II. Liberté de la discussion.
III. La question du nombre des élus dans la sainte Ecriture.
IV. La tradition et le nombre des élus.
V. Les considérations théologiques et le nombre des élus.
VI. Conclusion.

II. LIBERTÉ DE DISCUSSION

— On prétend que la question, ainsi posée sur un terrain très large, ne peut être librement discutée; l’opinion qui admet, parmi les catholiques adultes, une majorité d’élus, peut être considérée comme probable; mais l’opinion qui admettrait, dans le genre humain tout entier, une majorité d’élus, mérite une censure. Elle n’est donc pas libre. Telle est la thèse du P. Godts dans son ouvrage De paucitate salvandorum, 3 e édit., Bruxelles, 1899, p. 347-35i.

Plusieurs théologiens présentent, en effet, la thèse du petit nombre des élus, dans tout le genre humain, comme de foi. Laselve, Annus aposlol.; Concio pro Dont. Sept., Liège, 1727, t. i, p. 177 sq.; Smising, Disp. théol. de Deo, i. i, De Deo uno, tr. III, disp. VI, De provid., n. 803, Anvers, 1626; Bosco, Theol. spirit. schol. et moral., 1. 1, De provid . div., disp. III, sect. III, concl.8. Mais la conclusion de ces trois théologiens est fort contestable; ils proclament de foi leur opinion, parce qu’elle leur semble refléter clairement le sens du verset : MULTI VOCATI, PAUCI ELECTI. Or ce sens est très discutable, et jamais l’Eglise ne l’a sanctionné.

D’autres assurent que le petit nombre des élus dans le genre humain est une vérité certaine; l’opinion opposée mériterait donc d’être qualifiée d’erreur. Gonet, Clypeus theologiœ thomisticœ, tr. V, disp. IV, digressio 2 s’exprime ainsi : Certum est et exploratum apud omnes, quod si loquamur de omnibus omnino hominibus… multo major est numerus reproborum.

D’autres théologiens, sans être aussi explicites, laissent clairement entendre que l’opinion large n’est, à aucun point de vue, soutenable. Ainsi Suarez : Secunda comparatio est inter homines, absolute de omnibus… et hoc modo communis et vera sententia numerum reproborum esse majorem, Tract, de div. predest. et reprob., 1. VI, c. ni; Estius : Nimis quam vere dicitur, hominum reproborum numerum longe majorem esse quam electorum, si totum censeatur genus humanum.In IV .Sent., l.I,dist. XL, § 23, Paris, 1662, 1. i, p. 114. Cet avis des théologiens n’est qu’un écho de la doctrine des Pères de l’Église, et le R. P. Godts rappelle aux partisans de l’opinion large qu’« il y a obligation de respecter ou même d’admettre, sous peine de témérité, un enseignement des saints Pères ou des théologiens qui se rapproche sensiblement de l’accord unanime ». A. Vacant, Etude sur le magistère ordinaire île l’Église, Paris, Lyon, 1887, p. 60.

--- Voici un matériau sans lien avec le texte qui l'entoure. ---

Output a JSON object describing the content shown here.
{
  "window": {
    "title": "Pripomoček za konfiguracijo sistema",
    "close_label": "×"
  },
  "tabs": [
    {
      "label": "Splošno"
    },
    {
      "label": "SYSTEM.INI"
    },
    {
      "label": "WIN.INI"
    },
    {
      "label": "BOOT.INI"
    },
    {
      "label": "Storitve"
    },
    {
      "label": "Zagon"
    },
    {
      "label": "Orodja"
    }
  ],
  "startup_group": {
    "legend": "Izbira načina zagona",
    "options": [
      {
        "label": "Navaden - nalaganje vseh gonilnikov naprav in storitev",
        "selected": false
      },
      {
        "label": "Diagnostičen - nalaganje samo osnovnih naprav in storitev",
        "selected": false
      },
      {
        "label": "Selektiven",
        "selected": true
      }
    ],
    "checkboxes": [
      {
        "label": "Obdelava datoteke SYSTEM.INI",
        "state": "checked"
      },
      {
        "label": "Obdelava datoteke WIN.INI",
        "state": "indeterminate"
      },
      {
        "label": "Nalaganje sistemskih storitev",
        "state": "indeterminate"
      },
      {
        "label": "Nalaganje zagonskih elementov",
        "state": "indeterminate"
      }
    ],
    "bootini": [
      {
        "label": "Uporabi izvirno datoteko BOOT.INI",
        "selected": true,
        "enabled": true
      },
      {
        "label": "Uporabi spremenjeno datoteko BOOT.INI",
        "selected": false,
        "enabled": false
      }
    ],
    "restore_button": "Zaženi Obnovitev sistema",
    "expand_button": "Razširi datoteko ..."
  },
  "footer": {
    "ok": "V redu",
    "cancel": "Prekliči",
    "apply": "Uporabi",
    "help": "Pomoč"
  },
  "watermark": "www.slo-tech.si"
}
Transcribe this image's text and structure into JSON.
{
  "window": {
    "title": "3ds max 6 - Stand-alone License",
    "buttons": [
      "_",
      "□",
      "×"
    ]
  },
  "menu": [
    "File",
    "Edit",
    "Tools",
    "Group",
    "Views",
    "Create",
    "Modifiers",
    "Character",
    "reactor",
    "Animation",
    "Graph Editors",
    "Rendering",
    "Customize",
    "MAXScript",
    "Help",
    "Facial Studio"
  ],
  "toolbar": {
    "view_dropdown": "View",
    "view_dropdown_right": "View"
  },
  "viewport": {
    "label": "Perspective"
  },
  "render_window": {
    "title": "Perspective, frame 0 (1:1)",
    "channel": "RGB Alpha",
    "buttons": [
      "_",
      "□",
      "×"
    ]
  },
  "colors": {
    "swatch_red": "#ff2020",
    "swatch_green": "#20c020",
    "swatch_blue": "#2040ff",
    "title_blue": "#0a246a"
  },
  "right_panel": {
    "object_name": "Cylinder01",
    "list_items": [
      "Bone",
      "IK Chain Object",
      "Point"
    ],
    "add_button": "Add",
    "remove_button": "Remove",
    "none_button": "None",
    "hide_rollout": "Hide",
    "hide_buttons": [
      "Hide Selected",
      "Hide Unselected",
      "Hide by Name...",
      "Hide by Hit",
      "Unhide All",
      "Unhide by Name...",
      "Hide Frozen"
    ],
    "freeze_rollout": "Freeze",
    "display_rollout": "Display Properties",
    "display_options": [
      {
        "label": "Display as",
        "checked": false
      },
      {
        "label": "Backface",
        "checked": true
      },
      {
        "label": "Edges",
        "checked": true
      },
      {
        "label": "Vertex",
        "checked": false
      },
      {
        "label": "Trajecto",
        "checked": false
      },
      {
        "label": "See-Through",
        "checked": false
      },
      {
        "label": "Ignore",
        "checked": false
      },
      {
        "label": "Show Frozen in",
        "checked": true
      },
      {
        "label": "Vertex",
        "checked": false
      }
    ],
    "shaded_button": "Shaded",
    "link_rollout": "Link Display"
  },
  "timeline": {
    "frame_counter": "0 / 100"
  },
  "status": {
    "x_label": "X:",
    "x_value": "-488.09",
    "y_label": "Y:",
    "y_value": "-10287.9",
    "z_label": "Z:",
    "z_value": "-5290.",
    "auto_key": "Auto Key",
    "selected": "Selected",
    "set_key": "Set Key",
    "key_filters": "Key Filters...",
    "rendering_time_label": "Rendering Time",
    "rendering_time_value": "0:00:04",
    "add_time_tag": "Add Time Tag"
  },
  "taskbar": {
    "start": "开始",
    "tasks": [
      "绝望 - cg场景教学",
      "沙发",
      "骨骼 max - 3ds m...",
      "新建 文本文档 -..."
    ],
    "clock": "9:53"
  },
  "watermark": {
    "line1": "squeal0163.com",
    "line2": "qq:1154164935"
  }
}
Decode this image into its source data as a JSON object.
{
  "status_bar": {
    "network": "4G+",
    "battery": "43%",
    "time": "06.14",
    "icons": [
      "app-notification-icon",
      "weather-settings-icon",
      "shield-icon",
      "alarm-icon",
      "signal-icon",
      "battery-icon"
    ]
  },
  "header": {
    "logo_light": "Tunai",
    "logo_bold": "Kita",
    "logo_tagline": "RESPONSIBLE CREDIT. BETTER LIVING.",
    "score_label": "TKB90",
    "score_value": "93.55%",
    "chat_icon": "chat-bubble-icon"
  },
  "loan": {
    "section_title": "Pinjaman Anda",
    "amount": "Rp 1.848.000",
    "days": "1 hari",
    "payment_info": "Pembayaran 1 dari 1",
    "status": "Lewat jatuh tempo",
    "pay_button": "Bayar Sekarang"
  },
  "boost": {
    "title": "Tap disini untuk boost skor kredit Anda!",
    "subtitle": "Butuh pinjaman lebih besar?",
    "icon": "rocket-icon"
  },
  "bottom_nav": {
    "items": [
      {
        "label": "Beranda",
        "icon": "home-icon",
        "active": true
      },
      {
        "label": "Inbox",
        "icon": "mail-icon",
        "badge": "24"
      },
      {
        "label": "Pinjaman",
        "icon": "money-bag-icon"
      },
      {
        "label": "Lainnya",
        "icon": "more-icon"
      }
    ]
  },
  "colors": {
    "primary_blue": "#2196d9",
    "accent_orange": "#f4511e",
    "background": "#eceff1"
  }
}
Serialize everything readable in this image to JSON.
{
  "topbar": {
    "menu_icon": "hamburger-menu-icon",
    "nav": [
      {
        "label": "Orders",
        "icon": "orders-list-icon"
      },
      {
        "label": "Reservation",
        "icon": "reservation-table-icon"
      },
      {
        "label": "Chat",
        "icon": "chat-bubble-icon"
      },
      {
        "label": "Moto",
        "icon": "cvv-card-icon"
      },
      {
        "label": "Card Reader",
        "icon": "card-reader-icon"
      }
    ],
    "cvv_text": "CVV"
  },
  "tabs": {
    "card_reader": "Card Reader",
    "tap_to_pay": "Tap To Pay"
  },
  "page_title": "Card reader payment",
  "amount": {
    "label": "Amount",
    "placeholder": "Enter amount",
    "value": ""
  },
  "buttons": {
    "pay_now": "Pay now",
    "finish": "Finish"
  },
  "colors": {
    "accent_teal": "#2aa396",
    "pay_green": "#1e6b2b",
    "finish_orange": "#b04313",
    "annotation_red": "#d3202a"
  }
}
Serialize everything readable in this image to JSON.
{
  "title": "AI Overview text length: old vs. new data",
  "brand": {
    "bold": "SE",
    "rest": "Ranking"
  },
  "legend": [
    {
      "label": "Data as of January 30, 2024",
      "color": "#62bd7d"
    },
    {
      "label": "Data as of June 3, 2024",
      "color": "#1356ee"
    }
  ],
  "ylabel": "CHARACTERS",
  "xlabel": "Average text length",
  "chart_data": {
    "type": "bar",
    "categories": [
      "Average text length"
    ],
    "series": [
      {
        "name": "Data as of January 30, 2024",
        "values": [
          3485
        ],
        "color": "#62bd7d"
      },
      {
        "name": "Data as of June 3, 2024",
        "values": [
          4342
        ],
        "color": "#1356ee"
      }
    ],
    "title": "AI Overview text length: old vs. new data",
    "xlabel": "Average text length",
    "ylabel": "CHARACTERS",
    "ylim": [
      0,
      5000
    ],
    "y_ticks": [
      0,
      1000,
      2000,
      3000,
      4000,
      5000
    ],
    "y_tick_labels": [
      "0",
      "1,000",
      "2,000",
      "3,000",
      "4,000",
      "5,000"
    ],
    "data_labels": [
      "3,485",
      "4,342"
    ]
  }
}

A ces considérations d’ordre général s’ajoute la condamnation portée par l’Index, le 22 mai 1772, contre la thèse du P. Gravina, insérée dans l’ouvrage posthume du P. Plazza, publié à Palerme (1762) sous le titre : Dissertatio anagogica, theologica, parœnetica de paradiso. Le P. Gravina avait ajouté un chapitre, le Ve, De electorum hominum numero respectu hominum reproborum, dans lequel il soutenait comme une opinion vraisemblable que le nombre des hommes élus, par rapport au nombre des hommes réprouvés, était de beaucoup supérieur. Et le chapitre fut censuré : omiiino damnatur, porte le décret, avec proscription de l’ouvrage entier, tant qu’il ne sera pas expurgé dudit chapitre. Voir Index, Rome, 1900, p. 242. Marmontel avait soutenu, en France, la même thèse dans son Bélisaire (1767); la Sorbonne censura l’ouvrage, le 20 juin 1707, et l’archevêque de Paris, Christophe de Beaumont, le condamna le 24 janvier 1768 au sujet du salut des païens, mais surtout à cause du c. xv sur la tolérance. Picot, Mémoires pour servir à l’histoire ecclésiastique pendant le XVIe siècle, 3 e édit., Paris, 1855, t. iv, p. 251-258; II. Reusch, Der Index der verbotenen Bücher, Bonn, 1885, t. n, p. 913. L’ouvrage de Marmontel (mis à l’Index donec corrigatur le 25 mai 1767) méritait la censure sous bien des rapports; quant au P. Gravina, il semble bien que la S. C. de l’Index ait voulu proscrire sa thèse et non viser simplement le mode et l’inopportunité de sa publication. Voir Ami du clergé, t. xxiii, p. 159. Cependant Picot, op. cit., t. v, p. 457-458, dit que la manière dont Gravina établissait sa thèse du grand nombre des élus « n’annonçait pas beaucoup de jugement et de critique; c’était par des arguments assez ridicules et par des révélations apocryphes. » Cf. Reusch, Der Index, t. n, p. 975-970. Le sentiment de Gravina a été réfuté par le camaldule A. Gardini, Dissertatio theologica adversus novilates P. J. M. Gravinae S. J. cœli januas reserantis non solum haereticis et schismaticis, verum tamen hebraeis, mahommedanis, etc., in-8°, Venise, 1767, et par François Cari, Lettera indirizzala in nome del Dogo della republica degli Apisti al Rev. de’Solipsi G. G. (Giuseppo Gravina). Si la thèse de Gravina a été réellement proscrite, la discussion restera-t-elle libre ?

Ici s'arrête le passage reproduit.